Should everything go through the command author? Should localization be centralized through some web tool? Should it be completely distributed like commands currently are? I invite you to join us in this conversation on the Google group. ^^
Jono and I had a good conversation this morning on IRC about the remaining Big Issues which are blocking the release of Parser 2 as the default parser for Ubiquity. Here are our Top 4 Big Issues:
Some commands’ preview’s and execute’s are not working properly (trac #652). This could be an underlying issue with some pipes not rerouted correctly in Parser 2, or it could be that the commands have not been rewritten correctly to take advantage of Parser 2.
Flesh out how to localize resources, like commands and nountypes. We started a conversation on this subject a few weeks ago but we never reached a resolution. This blocks issues 3 and 4 below.
We need to standardize a format for commands for Parser 2. As noted in last week’s meeting (among other places) Parser 2 will require at least some modification to all commands. Jono and I came up with a simple hybrid format for commands which specify takes and modifiers for Parser 1 and arguments for Parser 2, but until we figure out how exactly the localization of commands will work, we can’t write a definitive standard.
Enable nountype localization. While the most popular nountypes used are those that ship with Ubiquity, it is important to come up with a localization process which can apply to custom nountypes as well. Nountype localizations need the ability to either (1) replace the _name only, or (2) replace both the _name and the suggest() logic, as both cases will be necessary.
Given that Big Issue 3 and Big Issue 4 are both dependent on Big Issue 2, there clearly needs to be a continued public discussion of how we should make these resources localizable.
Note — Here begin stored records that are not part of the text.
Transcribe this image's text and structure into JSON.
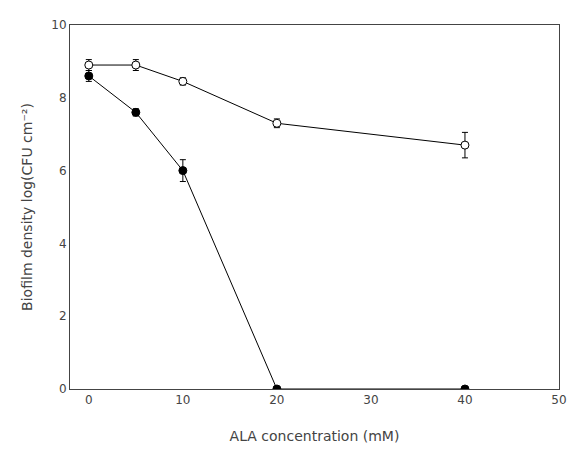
{
  "chart_data": {
    "type": "line",
    "xlabel": "ALA concentration (mM)",
    "ylabel": "Biofilm density log(CFU cm⁻²)",
    "x": [
      0,
      5,
      10,
      20,
      40
    ],
    "series": [
      {
        "values": [
          8.9,
          8.9,
          8.45,
          7.3,
          6.7
        ],
        "yerr": [
          0.15,
          0.15,
          0.1,
          0.12,
          0.35
        ],
        "color": "#000000",
        "marker": "open_circle",
        "line_style": "solid"
      },
      {
        "values": [
          8.6,
          7.6,
          6.0,
          0.0,
          0.0
        ],
        "yerr": [
          0.15,
          0.1,
          0.3,
          0.0,
          0.0
        ],
        "color": "#000000",
        "marker": "circle",
        "line_style": "solid"
      }
    ],
    "xlim": [
      -2,
      50
    ],
    "ylim": [
      0,
      10
    ],
    "xticks": [
      0,
      10,
      20,
      30,
      40,
      50
    ],
    "yticks": [
      0,
      2,
      4,
      6,
      8,
      10
    ],
    "grid": false
  }
}
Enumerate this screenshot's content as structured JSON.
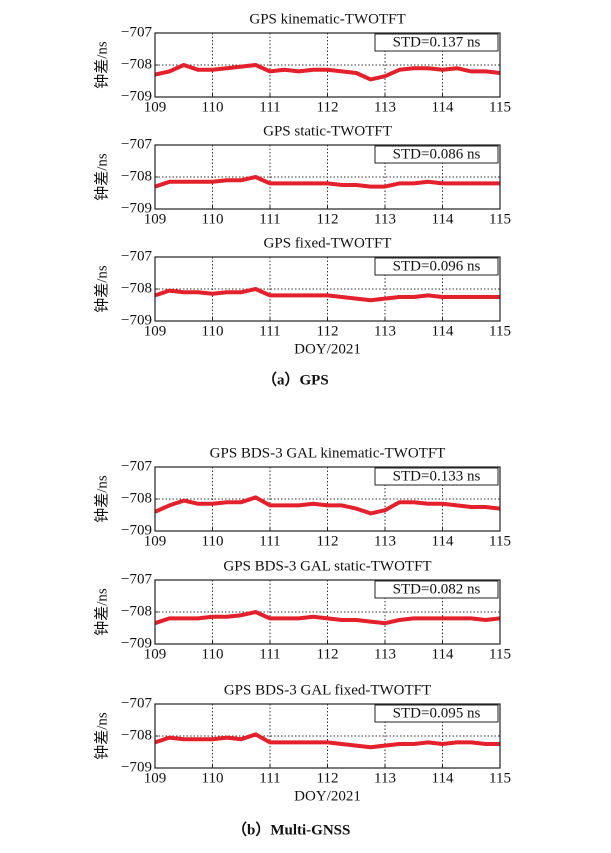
{
  "chart_data": [
    {
      "type": "line",
      "title": "GPS kinematic-TWOTFT",
      "y_label": "钟差/ns",
      "annotation": "STD=0.137 ns",
      "x": [
        109,
        109.25,
        109.5,
        109.75,
        110,
        110.25,
        110.5,
        110.75,
        111,
        111.25,
        111.5,
        111.75,
        112,
        112.25,
        112.5,
        112.75,
        113,
        113.25,
        113.5,
        113.75,
        114,
        114.25,
        114.5,
        114.75,
        115
      ],
      "series": [
        {
          "color": "#e3202b",
          "values": [
            -708.3,
            -708.2,
            -708.0,
            -708.15,
            -708.15,
            -708.1,
            -708.05,
            -708.0,
            -708.2,
            -708.15,
            -708.2,
            -708.15,
            -708.15,
            -708.2,
            -708.25,
            -708.45,
            -708.35,
            -708.15,
            -708.1,
            -708.1,
            -708.15,
            -708.1,
            -708.2,
            -708.2,
            -708.25
          ]
        }
      ],
      "xlim": [
        109,
        115
      ],
      "xticks": [
        109,
        110,
        111,
        112,
        113,
        114,
        115
      ],
      "ylim": [
        -709,
        -707
      ],
      "yticks": [
        {
          "value": -709,
          "label": "−709"
        },
        {
          "value": -708,
          "label": "−708"
        },
        {
          "value": -707,
          "label": "−707"
        }
      ],
      "grid": true
    },
    {
      "type": "line",
      "title": "GPS static-TWOTFT",
      "y_label": "钟差/ns",
      "annotation": "STD=0.086 ns",
      "x": [
        109,
        109.25,
        109.5,
        109.75,
        110,
        110.25,
        110.5,
        110.75,
        111,
        111.25,
        111.5,
        111.75,
        112,
        112.25,
        112.5,
        112.75,
        113,
        113.25,
        113.5,
        113.75,
        114,
        114.25,
        114.5,
        114.75,
        115
      ],
      "series": [
        {
          "color": "#e3202b",
          "values": [
            -708.3,
            -708.15,
            -708.15,
            -708.15,
            -708.15,
            -708.1,
            -708.1,
            -708.0,
            -708.2,
            -708.2,
            -708.2,
            -708.2,
            -708.2,
            -708.25,
            -708.25,
            -708.3,
            -708.3,
            -708.2,
            -708.2,
            -708.15,
            -708.2,
            -708.2,
            -708.2,
            -708.2,
            -708.2
          ]
        }
      ],
      "xlim": [
        109,
        115
      ],
      "xticks": [
        109,
        110,
        111,
        112,
        113,
        114,
        115
      ],
      "ylim": [
        -709,
        -707
      ],
      "yticks": [
        {
          "value": -709,
          "label": "−709"
        },
        {
          "value": -708,
          "label": "−708"
        },
        {
          "value": -707,
          "label": "−707"
        }
      ],
      "grid": true
    },
    {
      "type": "line",
      "title": "GPS fixed-TWOTFT",
      "y_label": "钟差/ns",
      "x_label": "DOY/2021",
      "annotation": "STD=0.096 ns",
      "x": [
        109,
        109.25,
        109.5,
        109.75,
        110,
        110.25,
        110.5,
        110.75,
        111,
        111.25,
        111.5,
        111.75,
        112,
        112.25,
        112.5,
        112.75,
        113,
        113.25,
        113.5,
        113.75,
        114,
        114.25,
        114.5,
        114.75,
        115
      ],
      "series": [
        {
          "color": "#e3202b",
          "values": [
            -708.2,
            -708.05,
            -708.1,
            -708.1,
            -708.15,
            -708.1,
            -708.1,
            -708.0,
            -708.2,
            -708.2,
            -708.2,
            -708.2,
            -708.2,
            -708.25,
            -708.3,
            -708.35,
            -708.3,
            -708.25,
            -708.25,
            -708.2,
            -708.25,
            -708.25,
            -708.25,
            -708.25,
            -708.25
          ]
        }
      ],
      "xlim": [
        109,
        115
      ],
      "xticks": [
        109,
        110,
        111,
        112,
        113,
        114,
        115
      ],
      "ylim": [
        -709,
        -707
      ],
      "yticks": [
        {
          "value": -709,
          "label": "−709"
        },
        {
          "value": -708,
          "label": "−708"
        },
        {
          "value": -707,
          "label": "−707"
        }
      ],
      "grid": true
    },
    {
      "type": "line",
      "title": "GPS BDS-3 GAL kinematic-TWOTFT",
      "y_label": "钟差/ns",
      "annotation": "STD=0.133 ns",
      "x": [
        109,
        109.25,
        109.5,
        109.75,
        110,
        110.25,
        110.5,
        110.75,
        111,
        111.25,
        111.5,
        111.75,
        112,
        112.25,
        112.5,
        112.75,
        113,
        113.25,
        113.5,
        113.75,
        114,
        114.25,
        114.5,
        114.75,
        115
      ],
      "series": [
        {
          "color": "#e3202b",
          "values": [
            -708.4,
            -708.2,
            -708.05,
            -708.15,
            -708.15,
            -708.1,
            -708.1,
            -707.95,
            -708.2,
            -708.2,
            -708.2,
            -708.15,
            -708.2,
            -708.2,
            -708.3,
            -708.45,
            -708.35,
            -708.1,
            -708.1,
            -708.15,
            -708.15,
            -708.2,
            -708.25,
            -708.25,
            -708.3
          ]
        }
      ],
      "xlim": [
        109,
        115
      ],
      "xticks": [
        109,
        110,
        111,
        112,
        113,
        114,
        115
      ],
      "ylim": [
        -709,
        -707
      ],
      "yticks": [
        {
          "value": -709,
          "label": "−709"
        },
        {
          "value": -708,
          "label": "−708"
        },
        {
          "value": -707,
          "label": "−707"
        }
      ],
      "grid": true
    },
    {
      "type": "line",
      "title": "GPS BDS-3 GAL static-TWOTFT",
      "y_label": "钟差/ns",
      "annotation": "STD=0.082 ns",
      "x": [
        109,
        109.25,
        109.5,
        109.75,
        110,
        110.25,
        110.5,
        110.75,
        111,
        111.25,
        111.5,
        111.75,
        112,
        112.25,
        112.5,
        112.75,
        113,
        113.25,
        113.5,
        113.75,
        114,
        114.25,
        114.5,
        114.75,
        115
      ],
      "series": [
        {
          "color": "#e3202b",
          "values": [
            -708.35,
            -708.2,
            -708.2,
            -708.2,
            -708.15,
            -708.15,
            -708.1,
            -708.0,
            -708.2,
            -708.2,
            -708.2,
            -708.15,
            -708.2,
            -708.25,
            -708.25,
            -708.3,
            -708.35,
            -708.25,
            -708.2,
            -708.2,
            -708.2,
            -708.2,
            -708.2,
            -708.25,
            -708.2
          ]
        }
      ],
      "xlim": [
        109,
        115
      ],
      "xticks": [
        109,
        110,
        111,
        112,
        113,
        114,
        115
      ],
      "ylim": [
        -709,
        -707
      ],
      "yticks": [
        {
          "value": -709,
          "label": "−709"
        },
        {
          "value": -708,
          "label": "−708"
        },
        {
          "value": -707,
          "label": "−707"
        }
      ],
      "grid": true
    },
    {
      "type": "line",
      "title": "GPS BDS-3 GAL fixed-TWOTFT",
      "y_label": "钟差/ns",
      "x_label": "DOY/2021",
      "annotation": "STD=0.095 ns",
      "x": [
        109,
        109.25,
        109.5,
        109.75,
        110,
        110.25,
        110.5,
        110.75,
        111,
        111.25,
        111.5,
        111.75,
        112,
        112.25,
        112.5,
        112.75,
        113,
        113.25,
        113.5,
        113.75,
        114,
        114.25,
        114.5,
        114.75,
        115
      ],
      "series": [
        {
          "color": "#e3202b",
          "values": [
            -708.2,
            -708.05,
            -708.1,
            -708.1,
            -708.1,
            -708.05,
            -708.1,
            -707.95,
            -708.2,
            -708.2,
            -708.2,
            -708.2,
            -708.2,
            -708.25,
            -708.3,
            -708.35,
            -708.3,
            -708.25,
            -708.25,
            -708.2,
            -708.25,
            -708.2,
            -708.2,
            -708.25,
            -708.25
          ]
        }
      ],
      "xlim": [
        109,
        115
      ],
      "xticks": [
        109,
        110,
        111,
        112,
        113,
        114,
        115
      ],
      "ylim": [
        -709,
        -707
      ],
      "yticks": [
        {
          "value": -709,
          "label": "−709"
        },
        {
          "value": -708,
          "label": "−708"
        },
        {
          "value": -707,
          "label": "−707"
        }
      ],
      "grid": true
    }
  ],
  "captions": [
    "（a）GPS",
    "（b）Multi-GNSS"
  ]
}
I look forward to this discussion taking place at tomorrow’s joint (general + i18n) Ubiquity meeting.
In other news, here are some Small Issues:
Add a switch for parser version and language settings: Jono’s already made a space for this in the new “Settings and Skins” page in about:ubiquity. He’s on it. Like a bonnet.
Magic word (anaphor) substitution is not yet working properly. This needs to work both when there is an explicit magic word and when there are simply missing arguments.
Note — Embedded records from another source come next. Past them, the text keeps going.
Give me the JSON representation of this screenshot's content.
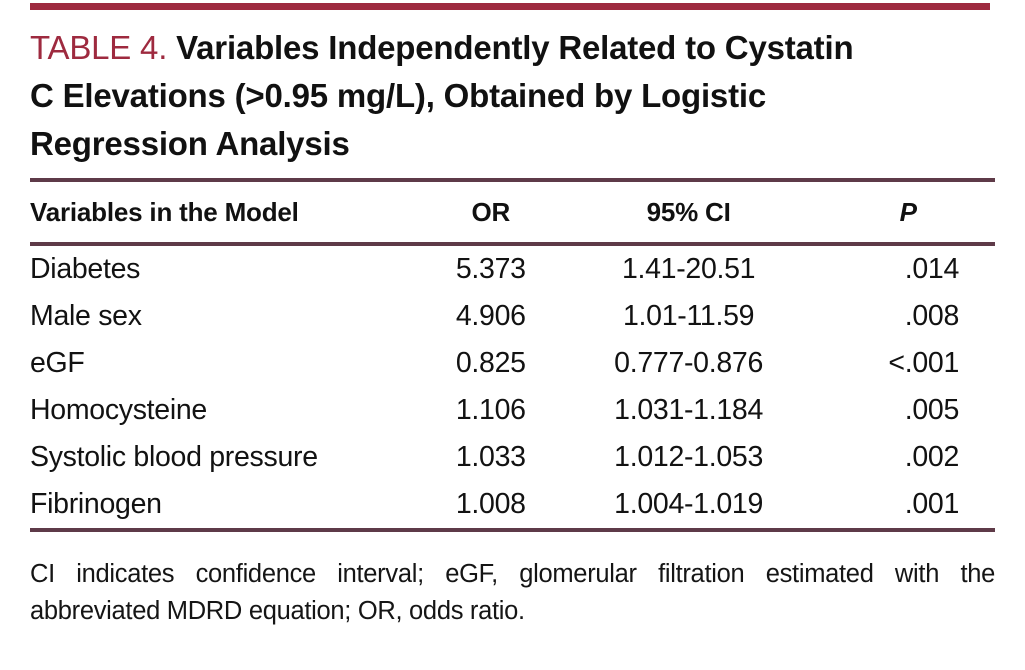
{
  "title": {
    "label": "TABLE 4.",
    "line1_rest": "Variables Independently Related to Cystatin",
    "line2": "C Elevations (>0.95 mg/L), Obtained by Logistic",
    "line3": "Regression Analysis"
  },
  "table": {
    "columns": {
      "variable": "Variables in the Model",
      "or": "OR",
      "ci": "95% CI",
      "p": "P"
    },
    "rows": [
      {
        "variable": "Diabetes",
        "or": "5.373",
        "ci": "1.41-20.51",
        "p": ".014"
      },
      {
        "variable": "Male sex",
        "or": "4.906",
        "ci": "1.01-11.59",
        "p": ".008"
      },
      {
        "variable": "eGF",
        "or": "0.825",
        "ci": "0.777-0.876",
        "p": "<.001"
      },
      {
        "variable": "Homocysteine",
        "or": "1.106",
        "ci": "1.031-1.184",
        "p": ".005"
      },
      {
        "variable": "Systolic blood pressure",
        "or": "1.033",
        "ci": "1.012-1.053",
        "p": ".002"
      },
      {
        "variable": "Fibrinogen",
        "or": "1.008",
        "ci": "1.004-1.019",
        "p": ".001"
      }
    ]
  },
  "footnote": {
    "line1": "CI indicates confidence interval; eGF, glomerular filtration estimated with the",
    "line2": "abbreviated MDRD equation; OR, odds ratio."
  },
  "colors": {
    "accent_red": "#9e2a3f",
    "rule": "#5e3a48",
    "text": "#121212",
    "background": "#ffffff"
  }
}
The position of suggested verbs is always sentence-initial (trac #655). This also requires that we can specify whether verb name localizations are sentence-initial forms or sentence-final forms.1
Thanks to the great work of Sandro Della Giustina, we now have a preliminary Italian parser for use with Ubiquity Parser 2. Sandro brought up a good point, however, about Italian prepositions which contract with the article and the head noun. For example,
traduci dall'inglese al cinese
translate from=the=English to=the Chinese
One current solution is to add zero-width spaces after these contracted articles, all’ and dall’.1 The appropriate way to add this to the parser is by defining a custom wordBreaker() method.
As John Daggett pointed out to me, in the future we may have to add an intermediate shallow parse instead of adding characters (in this case, the zero-width space) to the modified input. ↩
Here’s a little picture of the different sections of text in a single parsed argument and which properties of the resultant argument object they are assigned to.
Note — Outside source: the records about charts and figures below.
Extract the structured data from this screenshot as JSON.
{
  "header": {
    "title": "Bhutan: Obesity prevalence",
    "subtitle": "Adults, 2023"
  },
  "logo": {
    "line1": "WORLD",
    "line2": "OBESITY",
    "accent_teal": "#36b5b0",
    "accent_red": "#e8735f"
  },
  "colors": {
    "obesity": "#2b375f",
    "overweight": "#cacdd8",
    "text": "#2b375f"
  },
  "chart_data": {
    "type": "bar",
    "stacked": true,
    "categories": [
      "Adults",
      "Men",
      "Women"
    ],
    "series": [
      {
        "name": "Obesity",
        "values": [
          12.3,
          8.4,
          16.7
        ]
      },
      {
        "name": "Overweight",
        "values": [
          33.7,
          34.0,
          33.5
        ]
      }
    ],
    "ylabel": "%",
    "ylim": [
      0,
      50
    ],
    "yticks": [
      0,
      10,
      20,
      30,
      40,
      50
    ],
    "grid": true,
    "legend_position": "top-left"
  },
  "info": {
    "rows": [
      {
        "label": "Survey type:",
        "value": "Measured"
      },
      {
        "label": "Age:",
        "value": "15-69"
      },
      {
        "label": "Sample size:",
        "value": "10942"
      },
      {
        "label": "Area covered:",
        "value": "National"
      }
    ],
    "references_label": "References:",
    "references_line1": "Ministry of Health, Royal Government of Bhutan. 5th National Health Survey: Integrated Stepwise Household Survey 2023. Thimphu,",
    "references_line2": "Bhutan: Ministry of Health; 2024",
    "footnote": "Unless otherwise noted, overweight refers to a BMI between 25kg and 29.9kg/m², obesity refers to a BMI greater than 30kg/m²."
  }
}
You’ll see, from left to right, outerSpace, modifier, innerSpace, inactivePrefix, input/data, inactiveSuffix.
The example text is from the Catalan example, “compra mitjons amb el Google,” meaning “buy socks with Google.” You’ll notice the argument “amb el Google” is literally “with the Google.” The normalizeArgument() method of the Catalan parser, as I described earlier this week, strips the article “el ” and puts it in the inactivePrefix property of the argument.
I’m going to spend the rest of the day updating Parser 2 design doc and related documentation so they match these and other recent developments in the parser.